A communication lapse between city staff and the Park Board is holding up completion of the wireless network.
The Minneapolis Wi-Fi network, which for more than two years has been delayed by technical issues, weather problems and signal-blocking leaves, has run into another barrier: the Minneapolis Park and Recreation Board.
The board refused Wednesday to allow Wi-Fi antennas to be put on park land around city lakes and the Mississippi River pending further study. That leaves the citywide wireless Internet access network -- which the city has agreed to pay $1.3 million a year to use -- stuck at 82 percent completion.
What's the problem?
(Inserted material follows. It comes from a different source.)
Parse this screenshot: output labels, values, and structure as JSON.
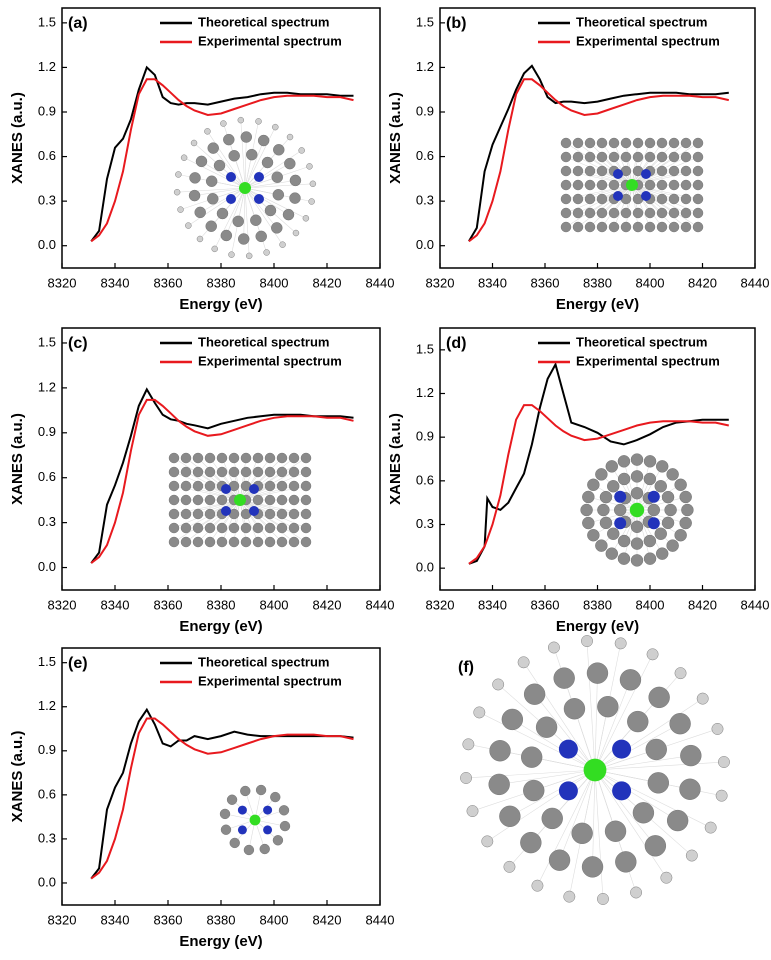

The city and US Internet of Minnetonka, the builder of the network, didn't follow the letter of the law, said Tom Nordyke, president of the Park Board.
The board "did not learn until a couple of weeks ago there was a plan do Wi-Fi installations in the park system at all," he said. US Internet "mistakenly started installing poles and radios [on Park Board land] without permits."
Lynn Willenbring, the city's chief information officer, said that the city information technology staff and the Park Board staff had discussed the Wi-Fi network but that her staff had not briefed the commissioners.
"It's not accurate to say there was no discussion, but we could have done a better job," Willenbring said.
"We're kind of at an impasse," said Kurt Lange, US Internet's vice president of operations and customer service. "If the Park and Recreation Board turns us down, people who live around the city lakes will not have the opportunity to get city Wi-Fi access."
Nordyke said the board's reluctance to take action on the Wi-Fi network request was also based on historical considerations. The poles and radios would be erected on what are known as the "Grand Rounds," the roads and paths that link the park system. That's an area in which the state historical society and neighborhood groups bordering the parkland have a strong interest, and neither were consulted, he said.
"I have no problem with Wi-Fi, but in order to make it work they have to do installation on what is basically one of the city's greatest historical assets," he said. "I asked that we do two things: have meetings with the city, Park Board and neighborhood groups, and separately meet with the State Historic Preservation Office."
The Wi-Fi issue won't be taken up again until the Park and Recreation Board meets in early January, he said. Any decision by the board can be overruled by the mayor.
"The mayor is interested in making this happen," Nordyke said. "But I think the mayor also wants to make sure he is respectful of the Park Board."
Willenbring said she did not expect the mayor to take any action while her department and the Park Board work out an agreement.